This problem affects late-model cars to both North American and UK spec and is caused by the brake-warning diode going short-circuit. This (on UK cars at least) is located high up on the firewall behind the dash on the right-hand side and is a black plastic tube with spade connectors each side. One side has a single white/red wire coming from the starter relay, and the other has one or two green/orange wires going to the handbrake switch, 'BRAKE' warning light, and brake pressure failure switch. In this picture you can see the white/red on the left and the green/orange on the right, and the diode unit has a male spade on one side and a female on the other so it cannot be connected round the wrong way. Don't be tempted to connect the two wires together (you are physically able to) as it will simply cause the fault condition. The body of the unit has the circuit symbol for a diode indicating the direction of normal current flow.

As a quick fix remove disconnect one of the wires from the diode unit and tape up both items to stop them grounding. As a permanent fix you can replace the diode with any 100v, 1amp item. It should be connected so as to allow a +ve voltage to flow from the white/red wire to the green/orange(s) but not the other way. But it doesn't really do much except light the 'BRAKE' lamp while cranking as an indication the light is working. However if the handbrake is on the light will already be lit, so it really only comes into operation if one is not in the habit of using the handbrake. Testing the light seems reasonable on those cars with split brake lines as it is used to indicate brake imbalance. But on UK cars where it only acts as a 'handbrake on' warning light the testing of it completely superfluous to me.

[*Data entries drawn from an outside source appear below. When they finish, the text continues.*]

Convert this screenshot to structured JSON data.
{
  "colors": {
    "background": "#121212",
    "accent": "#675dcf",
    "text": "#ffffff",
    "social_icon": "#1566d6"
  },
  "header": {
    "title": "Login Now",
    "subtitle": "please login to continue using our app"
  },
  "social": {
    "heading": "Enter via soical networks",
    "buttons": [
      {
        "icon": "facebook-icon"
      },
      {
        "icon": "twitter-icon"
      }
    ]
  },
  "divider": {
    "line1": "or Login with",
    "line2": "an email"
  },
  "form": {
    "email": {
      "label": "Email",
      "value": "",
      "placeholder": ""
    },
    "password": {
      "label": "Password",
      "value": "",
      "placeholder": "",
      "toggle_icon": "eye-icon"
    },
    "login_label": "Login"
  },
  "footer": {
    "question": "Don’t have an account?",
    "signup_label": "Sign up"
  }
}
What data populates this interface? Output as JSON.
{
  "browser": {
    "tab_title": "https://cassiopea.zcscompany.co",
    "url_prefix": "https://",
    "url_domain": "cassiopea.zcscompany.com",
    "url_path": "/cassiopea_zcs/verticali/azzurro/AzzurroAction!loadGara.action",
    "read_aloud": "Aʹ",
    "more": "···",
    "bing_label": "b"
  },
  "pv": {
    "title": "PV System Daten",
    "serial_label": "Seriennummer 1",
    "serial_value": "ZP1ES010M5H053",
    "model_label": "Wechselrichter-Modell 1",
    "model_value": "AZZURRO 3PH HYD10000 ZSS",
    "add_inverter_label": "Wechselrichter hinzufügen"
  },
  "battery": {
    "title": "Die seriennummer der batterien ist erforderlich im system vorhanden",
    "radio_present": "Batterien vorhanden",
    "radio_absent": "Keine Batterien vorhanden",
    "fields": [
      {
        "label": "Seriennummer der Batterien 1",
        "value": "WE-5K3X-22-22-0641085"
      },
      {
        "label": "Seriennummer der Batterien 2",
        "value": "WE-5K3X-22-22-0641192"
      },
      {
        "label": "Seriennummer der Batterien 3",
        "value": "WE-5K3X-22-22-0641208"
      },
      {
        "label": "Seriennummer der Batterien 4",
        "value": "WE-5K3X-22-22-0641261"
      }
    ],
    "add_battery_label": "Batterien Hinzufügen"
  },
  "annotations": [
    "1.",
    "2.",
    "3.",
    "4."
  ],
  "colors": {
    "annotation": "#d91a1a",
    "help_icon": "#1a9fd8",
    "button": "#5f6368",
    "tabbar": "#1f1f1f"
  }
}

For the interested, the mode of failure is as follows: Turning on the ignition connects 12v to the green wire. If the handbrake is pulled up at the time its switch connects the 12v from the green onto the green/orange to light the 'BRAKE' warning light. The green/orange also goes to the brake warning diode, which if short-circuit allows the 12v to appear on the white/red that runs from the ignition switch to the starter relay. This will operate the relay and start cranking before the key is turned to the cranking position. So startled, you turn the ignition off again, only to find the starter is still cranking. This is because there is still 12v (or close to it) on the green even though the ignition is switched off at the key, as this era of cars also has the 6v coil and loom ballast, and the extra contact on the solenoid to give a full 12v 'boost' voltage to the coil. This 12v supply comes from the coil, backwards through the loom ballast, onto the white/brown at the fusebox, and through the fuse onto the green, incidentally keeping other ignition circuits powered as well. Now we have 12v on the green, the circuit is as before so keeping the starter relay operated. So once the relay has operated the solenoid the circuit is self-maintaining, until either the battery is disconnected or the handbrake is released. Dropping the handbrake is obviously the quickest and easiest - if you have the presence of mind to remember such an arcane 'feature' at the time!